The Edward Eversman Zoology Museum similarly
arrived at KFU as a part of the Prince Potemkin's
unique collection and was used for teaching by Fuchs
and other early professors. Today, it boasts over
50,000 exhibits, giving a complete view of the diversity
of wildlife from unicellular organisms to primates, thus
occupying one of the most important places among
Russia's natural museums.
The Ethnographic Museum was started under the
auspices of the University's Oriental Department.
During the first half of the 19th century numerous
articles from the Pacific, Mongolia, Tibet and China
were collected. The Museum's most exemplary
collection is that of the artifacts characterizing the ways
of life of different peoples of Russia, especially Siberia
and the multiethnic Volga region. In this respect, it is
a one-in-a-kind museum with an outstanding collection
regarding Volga ethnic groups such as the Tatars,
Chuvashs, Mari, Mordva and Udmurts.
The Archeological Museum started in 1810, when
its first coins and rarities were acquired; by the mid
19th century it had one of the biggest numismatic
collections in Europe. The main exhibition presents
wide-ranging illustrations of general archeology,
anthropology, ancient and medieval history and the
history of archeological science in Kazan.
The Alexander Stuckenberg Geology Museum is
one of the most famous and richest natural museums,
being one of the top three such university museums in
Russia. It was established in 1804 and now comprises
over 100,000 articles from 60 countries, including
collections of meteorites, rocks and fossils of ancient
plants and animals.
The Museum of the Kazan School of Chemistry
was first founded in 1863 as the Alexander Butlerov
Cabinet-Museum. It is the only museum of a whole
chemical research .eld to be found in the entire world.
Scholars who have worked in this museum in the
footsteps of Butlerov have taken pains to preserve
the 19th century interior, including beautiful glass
bookshelves, redwood ornamentation, and antique
desks and armchairs. The visitor can see authentic
19th century equipment, unique chemical samples and
halls decorated with portraits of outstanding scholars.

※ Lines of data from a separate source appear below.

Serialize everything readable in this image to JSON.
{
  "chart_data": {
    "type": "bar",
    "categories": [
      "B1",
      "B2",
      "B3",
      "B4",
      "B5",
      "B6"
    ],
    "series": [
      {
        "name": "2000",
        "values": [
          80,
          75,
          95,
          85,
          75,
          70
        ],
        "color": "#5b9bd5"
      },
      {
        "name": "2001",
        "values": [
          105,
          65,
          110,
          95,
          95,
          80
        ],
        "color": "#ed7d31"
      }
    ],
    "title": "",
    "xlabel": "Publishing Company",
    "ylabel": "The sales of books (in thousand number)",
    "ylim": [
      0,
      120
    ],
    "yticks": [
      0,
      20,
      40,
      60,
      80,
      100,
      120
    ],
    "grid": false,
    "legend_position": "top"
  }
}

The Museum of the History of Kazan University,
which opened in 1979, is located in the former
University Chapel and is one of the most remarkable
rooms of the main University building. A thousand
exhibits familiarize the visitor with the history of
Russia's second oldest university. It illustrates the
scientific advances of KFU scientific schools and
presents the outstanding discoveries that have brought
worldwide renown to KFU.
The Memorial Laboratory Museum of Yevgeny Zavoisky opened in 1997 presents the Room 253 of the Main Building of Kazan Federal University, where in 1944 Yevgeny K. Zavoisky observed signals of magnet spin resonance for the first time. The collected materials include memories of Ye.Zavoisky's colleagues and contemporaries - professors of Kazan University.